Moderna and Pfizer made history when they brought their coronavirus vaccines from development to market in less than a year. So far, though, Moderna has been the only one to benefit from a share-price perspective. The company’s shares soared more than 600% this year. Pfizer’s stock is little changed.
Why such a difference? Investors knew that an eventual vaccine would be Moderna’s first marketed product, and therefore, its source of product revenue.

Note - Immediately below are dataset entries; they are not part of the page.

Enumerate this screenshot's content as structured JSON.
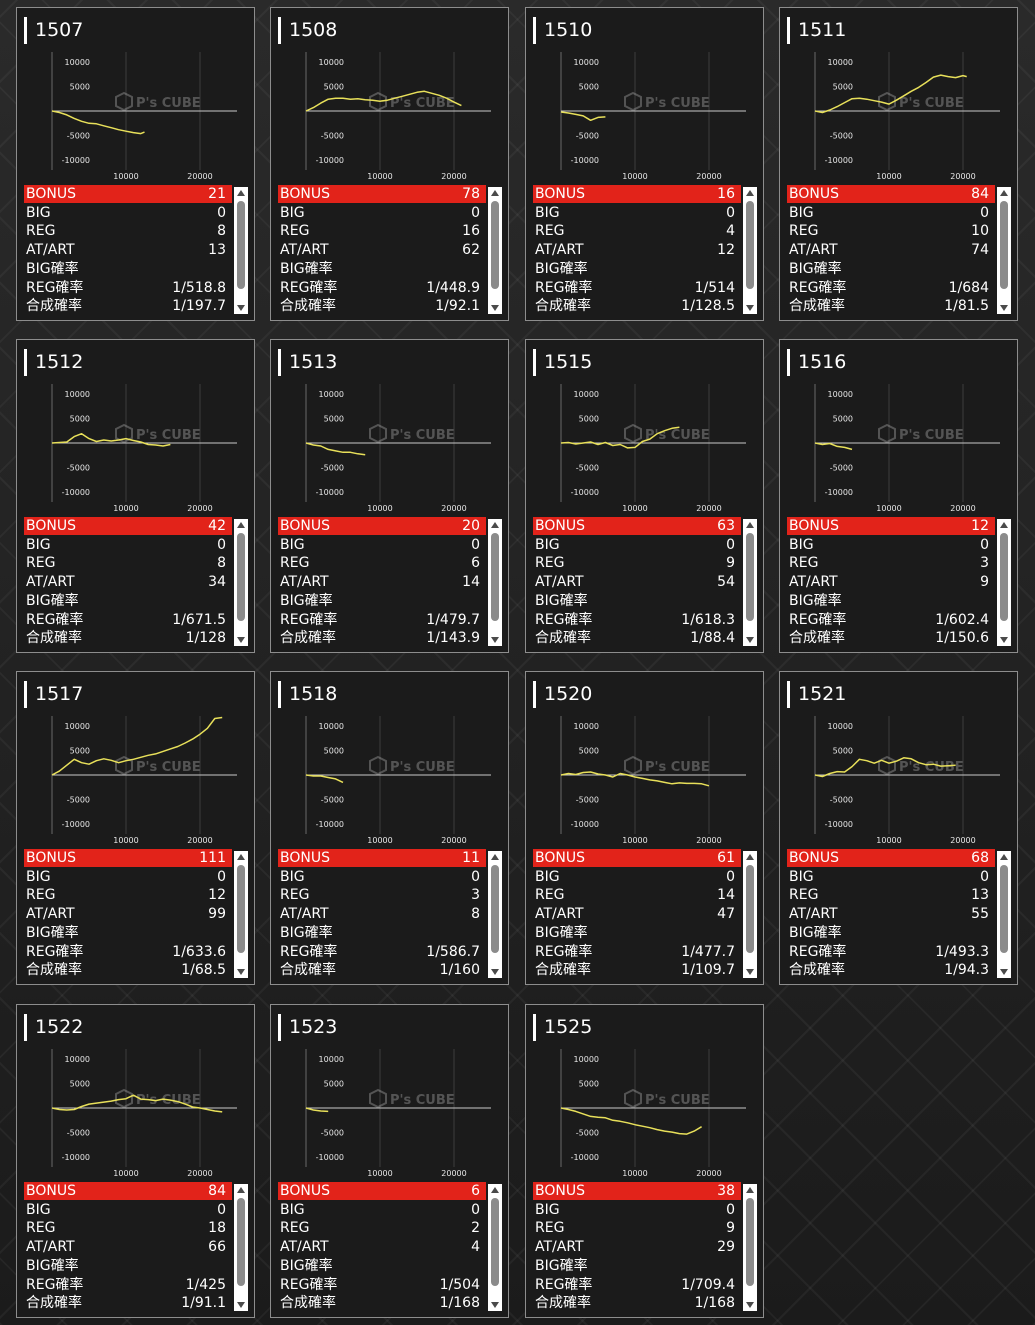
{
  "colors": {
    "bonus_row": "#e2231a",
    "line": "#e8e05a",
    "card_bg": "#1b1b1b"
  },
  "watermark": {
    "text": "P's CUBE",
    "icon": "cube-logo-icon"
  },
  "row_labels": [
    "BONUS",
    "BIG",
    "REG",
    "AT/ART",
    "BIG確率",
    "REG確率",
    "合成確率"
  ],
  "chart_data": [
    {
      "type": "line",
      "title": "1507",
      "x_ticks": [
        10000,
        20000
      ],
      "y_ticks": [
        10000,
        5000,
        -5000,
        -10000
      ],
      "xlim": [
        0,
        25000
      ],
      "ylim": [
        -12000,
        12000
      ],
      "series": [
        {
          "x": [
            0,
            1000,
            2000,
            3000,
            4000,
            5000,
            6000,
            7000,
            8000,
            9000,
            10000,
            11000,
            12000,
            12500
          ],
          "y": [
            0,
            -300,
            -800,
            -1500,
            -2100,
            -2500,
            -2600,
            -3000,
            -3400,
            -3800,
            -4100,
            -4400,
            -4600,
            -4300
          ]
        }
      ]
    },
    {
      "type": "line",
      "title": "1508",
      "x_ticks": [
        10000,
        20000
      ],
      "y_ticks": [
        10000,
        5000,
        -5000,
        -10000
      ],
      "xlim": [
        0,
        25000
      ],
      "ylim": [
        -12000,
        12000
      ],
      "series": [
        {
          "x": [
            0,
            1000,
            2000,
            3000,
            4000,
            5000,
            6000,
            7000,
            8000,
            9000,
            10000,
            11000,
            12000,
            13000,
            14000,
            15000,
            16000,
            17000,
            18000,
            19000,
            20000,
            21000
          ],
          "y": [
            0,
            700,
            1600,
            2400,
            2600,
            2600,
            2400,
            2500,
            2300,
            2200,
            2000,
            2200,
            2600,
            3000,
            3400,
            3800,
            4000,
            3600,
            3200,
            2600,
            1800,
            1100
          ]
        }
      ]
    },
    {
      "type": "line",
      "title": "1510",
      "x_ticks": [
        10000,
        20000
      ],
      "y_ticks": [
        10000,
        5000,
        -5000,
        -10000
      ],
      "xlim": [
        0,
        25000
      ],
      "ylim": [
        -12000,
        12000
      ],
      "series": [
        {
          "x": [
            0,
            1000,
            2000,
            3000,
            4000,
            5000,
            6000
          ],
          "y": [
            -200,
            -400,
            -700,
            -1000,
            -1900,
            -1300,
            -1200
          ]
        }
      ]
    },
    {
      "type": "line",
      "title": "1511",
      "x_ticks": [
        10000,
        20000
      ],
      "y_ticks": [
        10000,
        5000,
        -5000,
        -10000
      ],
      "xlim": [
        0,
        25000
      ],
      "ylim": [
        -12000,
        12000
      ],
      "series": [
        {
          "x": [
            0,
            1000,
            2000,
            3000,
            4000,
            5000,
            6000,
            7000,
            8000,
            9000,
            10000,
            11000,
            12000,
            13000,
            14000,
            15000,
            16000,
            17000,
            18000,
            19000,
            20000,
            20500
          ],
          "y": [
            0,
            -300,
            200,
            900,
            1700,
            2500,
            2600,
            2400,
            2100,
            1800,
            1400,
            2200,
            3100,
            4000,
            4800,
            5800,
            6900,
            7300,
            7000,
            6800,
            7200,
            7000
          ]
        }
      ]
    },
    {
      "type": "line",
      "title": "1512",
      "x_ticks": [
        10000,
        20000
      ],
      "y_ticks": [
        10000,
        5000,
        -5000,
        -10000
      ],
      "xlim": [
        0,
        25000
      ],
      "ylim": [
        -12000,
        12000
      ],
      "series": [
        {
          "x": [
            0,
            1000,
            2000,
            3000,
            4000,
            5000,
            6000,
            7000,
            8000,
            9000,
            10000,
            11000,
            12000,
            13000,
            14000,
            15000,
            16000
          ],
          "y": [
            0,
            100,
            200,
            1300,
            1900,
            900,
            300,
            600,
            400,
            600,
            900,
            500,
            200,
            -300,
            -400,
            -600,
            -300
          ]
        }
      ]
    },
    {
      "type": "line",
      "title": "1513",
      "x_ticks": [
        10000,
        20000
      ],
      "y_ticks": [
        10000,
        5000,
        -5000,
        -10000
      ],
      "xlim": [
        0,
        25000
      ],
      "ylim": [
        -12000,
        12000
      ],
      "series": [
        {
          "x": [
            0,
            1000,
            2000,
            3000,
            4000,
            5000,
            6000,
            7000,
            8000
          ],
          "y": [
            0,
            -400,
            -600,
            -1300,
            -1600,
            -1900,
            -1900,
            -2200,
            -2400
          ]
        }
      ]
    },
    {
      "type": "line",
      "title": "1515",
      "x_ticks": [
        10000,
        20000
      ],
      "y_ticks": [
        10000,
        5000,
        -5000,
        -10000
      ],
      "xlim": [
        0,
        25000
      ],
      "ylim": [
        -12000,
        12000
      ],
      "series": [
        {
          "x": [
            0,
            1000,
            2000,
            3000,
            4000,
            5000,
            6000,
            7000,
            8000,
            9000,
            10000,
            11000,
            12000,
            13000,
            14000,
            15000,
            16000
          ],
          "y": [
            0,
            100,
            -200,
            0,
            200,
            -300,
            100,
            -500,
            -300,
            -1000,
            -900,
            300,
            800,
            1900,
            2500,
            3000,
            3200
          ]
        }
      ]
    },
    {
      "type": "line",
      "title": "1516",
      "x_ticks": [
        10000,
        20000
      ],
      "y_ticks": [
        10000,
        5000,
        -5000,
        -10000
      ],
      "xlim": [
        0,
        25000
      ],
      "ylim": [
        -12000,
        12000
      ],
      "series": [
        {
          "x": [
            0,
            1000,
            2000,
            3000,
            4000,
            5000
          ],
          "y": [
            0,
            -300,
            -100,
            -700,
            -900,
            -1300
          ]
        }
      ]
    },
    {
      "type": "line",
      "title": "1517",
      "x_ticks": [
        10000,
        20000
      ],
      "y_ticks": [
        10000,
        5000,
        -5000,
        -10000
      ],
      "xlim": [
        0,
        25000
      ],
      "ylim": [
        -12000,
        12000
      ],
      "series": [
        {
          "x": [
            0,
            1000,
            2000,
            3000,
            4000,
            5000,
            6000,
            7000,
            8000,
            9000,
            10000,
            11000,
            12000,
            13000,
            14000,
            15000,
            16000,
            17000,
            18000,
            19000,
            20000,
            21000,
            22000,
            23000
          ],
          "y": [
            0,
            800,
            2000,
            3200,
            2500,
            2200,
            2900,
            3300,
            3000,
            2500,
            2900,
            3200,
            3600,
            4000,
            4300,
            4800,
            5300,
            5800,
            6500,
            7300,
            8300,
            9500,
            11500,
            11700
          ]
        }
      ]
    },
    {
      "type": "line",
      "title": "1518",
      "x_ticks": [
        10000,
        20000
      ],
      "y_ticks": [
        10000,
        5000,
        -5000,
        -10000
      ],
      "xlim": [
        0,
        25000
      ],
      "ylim": [
        -12000,
        12000
      ],
      "series": [
        {
          "x": [
            0,
            1000,
            2000,
            3000,
            4000,
            5000
          ],
          "y": [
            0,
            -200,
            -200,
            -500,
            -800,
            -1500
          ]
        }
      ]
    },
    {
      "type": "line",
      "title": "1520",
      "x_ticks": [
        10000,
        20000
      ],
      "y_ticks": [
        10000,
        5000,
        -5000,
        -10000
      ],
      "xlim": [
        0,
        25000
      ],
      "ylim": [
        -12000,
        12000
      ],
      "series": [
        {
          "x": [
            0,
            1000,
            2000,
            3000,
            4000,
            5000,
            6000,
            7000,
            8000,
            9000,
            10000,
            11000,
            12000,
            13000,
            14000,
            15000,
            16000,
            17000,
            18000,
            19000,
            20000
          ],
          "y": [
            0,
            300,
            100,
            500,
            600,
            200,
            0,
            -400,
            300,
            0,
            -400,
            -700,
            -1000,
            -1200,
            -1500,
            -1800,
            -1600,
            -1700,
            -1700,
            -1800,
            -2200
          ]
        }
      ]
    },
    {
      "type": "line",
      "title": "1521",
      "x_ticks": [
        10000,
        20000
      ],
      "y_ticks": [
        10000,
        5000,
        -5000,
        -10000
      ],
      "xlim": [
        0,
        25000
      ],
      "ylim": [
        -12000,
        12000
      ],
      "series": [
        {
          "x": [
            0,
            1000,
            2000,
            3000,
            4000,
            5000,
            6000,
            7000,
            8000,
            9000,
            10000,
            11000,
            12000,
            13000,
            14000,
            15000,
            16000,
            17000,
            18000,
            19000
          ],
          "y": [
            0,
            -300,
            300,
            700,
            600,
            1700,
            3200,
            2900,
            2400,
            3000,
            2400,
            2800,
            3500,
            3300,
            2500,
            2100,
            2200,
            1800,
            1900,
            2000
          ]
        }
      ]
    },
    {
      "type": "line",
      "title": "1522",
      "x_ticks": [
        10000,
        20000
      ],
      "y_ticks": [
        10000,
        5000,
        -5000,
        -10000
      ],
      "xlim": [
        0,
        25000
      ],
      "ylim": [
        -12000,
        12000
      ],
      "series": [
        {
          "x": [
            0,
            1000,
            2000,
            3000,
            4000,
            5000,
            6000,
            7000,
            8000,
            9000,
            10000,
            11000,
            12000,
            13000,
            14000,
            15000,
            16000,
            17000,
            18000,
            19000,
            20000,
            21000,
            22000,
            23000
          ],
          "y": [
            0,
            -300,
            -400,
            -300,
            300,
            800,
            1000,
            1200,
            1400,
            1700,
            1900,
            2600,
            1800,
            1700,
            1500,
            1800,
            1600,
            1300,
            800,
            200,
            0,
            -300,
            -600,
            -800
          ]
        }
      ]
    },
    {
      "type": "line",
      "title": "1523",
      "x_ticks": [
        10000,
        20000
      ],
      "y_ticks": [
        10000,
        5000,
        -5000,
        -10000
      ],
      "xlim": [
        0,
        25000
      ],
      "ylim": [
        -12000,
        12000
      ],
      "series": [
        {
          "x": [
            0,
            1000,
            2000,
            3000
          ],
          "y": [
            0,
            -400,
            -600,
            -700
          ]
        }
      ]
    },
    {
      "type": "line",
      "title": "1525",
      "x_ticks": [
        10000,
        20000
      ],
      "y_ticks": [
        10000,
        5000,
        -5000,
        -10000
      ],
      "xlim": [
        0,
        25000
      ],
      "ylim": [
        -12000,
        12000
      ],
      "series": [
        {
          "x": [
            0,
            1000,
            2000,
            3000,
            4000,
            5000,
            6000,
            7000,
            8000,
            9000,
            10000,
            11000,
            12000,
            13000,
            14000,
            15000,
            16000,
            17000,
            18000,
            19000
          ],
          "y": [
            0,
            -300,
            -700,
            -1200,
            -1700,
            -1900,
            -2000,
            -2500,
            -2700,
            -3000,
            -3400,
            -3700,
            -4000,
            -4400,
            -4700,
            -4900,
            -5200,
            -5300,
            -4700,
            -3800
          ]
        }
      ]
    }
  ],
  "machines": [
    {
      "id": "1507",
      "stats": [
        "21",
        "0",
        "8",
        "13",
        "",
        "1/518.8",
        "1/197.7"
      ]
    },
    {
      "id": "1508",
      "stats": [
        "78",
        "0",
        "16",
        "62",
        "",
        "1/448.9",
        "1/92.1"
      ]
    },
    {
      "id": "1510",
      "stats": [
        "16",
        "0",
        "4",
        "12",
        "",
        "1/514",
        "1/128.5"
      ]
    },
    {
      "id": "1511",
      "stats": [
        "84",
        "0",
        "10",
        "74",
        "",
        "1/684",
        "1/81.5"
      ]
    },
    {
      "id": "1512",
      "stats": [
        "42",
        "0",
        "8",
        "34",
        "",
        "1/671.5",
        "1/128"
      ]
    },
    {
      "id": "1513",
      "stats": [
        "20",
        "0",
        "6",
        "14",
        "",
        "1/479.7",
        "1/143.9"
      ]
    },
    {
      "id": "1515",
      "stats": [
        "63",
        "0",
        "9",
        "54",
        "",
        "1/618.3",
        "1/88.4"
      ]
    },
    {
      "id": "1516",
      "stats": [
        "12",
        "0",
        "3",
        "9",
        "",
        "1/602.4",
        "1/150.6"
      ]
    },
    {
      "id": "1517",
      "stats": [
        "111",
        "0",
        "12",
        "99",
        "",
        "1/633.6",
        "1/68.5"
      ]
    },
    {
      "id": "1518",
      "stats": [
        "11",
        "0",
        "3",
        "8",
        "",
        "1/586.7",
        "1/160"
      ]
    },
    {
      "id": "1520",
      "stats": [
        "61",
        "0",
        "14",
        "47",
        "",
        "1/477.7",
        "1/109.7"
      ]
    },
    {
      "id": "1521",
      "stats": [
        "68",
        "0",
        "13",
        "55",
        "",
        "1/493.3",
        "1/94.3"
      ]
    },
    {
      "id": "1522",
      "stats": [
        "84",
        "0",
        "18",
        "66",
        "",
        "1/425",
        "1/91.1"
      ]
    },
    {
      "id": "1523",
      "stats": [
        "6",
        "0",
        "2",
        "4",
        "",
        "1/504",
        "1/168"
      ]
    },
    {
      "id": "1525",
      "stats": [
        "38",
        "0",
        "9",
        "29",
        "",
        "1/709.4",
        "1/168"
      ]
    }
  ]
}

Conversely, Pfizer’s future didn’t depend on the vaccine program. That’s because the big pharmaceutical company generates revenue from a vast array of products.
Now we’ve entered a new phase. Moderna and Pfizer launched their vaccines this month under emergency authorizations. Let’s take a look at which company may win when it comes to revenue — and share performance.
U.K., U.S., and European authorizations
Pfizer and partner BioNTech won authorization in the U.K., then the U.S., and most recently in the European Union. The pharmaceutical company has orders for at least 550 million doses from various countries and regions including the U.S., the European Union, the U.K, and others. The number doesn’t include Canada, which ordered doses but didn’t announce how many.
Pfizer hasn’t released how much it’s charging, but we can use the price the U.S. paid as a guide. That’s $1.95 billion for 100 million doses, or $19.50 per dose. For the doses ordered so far, that equals more than $10 billion. Pfizer also must share some of its gains with BioNTech.
Let’s have a look at Moderna. The U.S. Food and Drug Administration (FDA) granted Moderna’s vaccine Emergency Use Authorization last week. The biotech has secured orders for more than 470 million doses from the U.S., the European Union, Canada, Switzerland, and other countries. Like my Pfizer count, this doesn’t include countries that haven’t announced quantities ordered. In this case, that means Singapore and Qatar.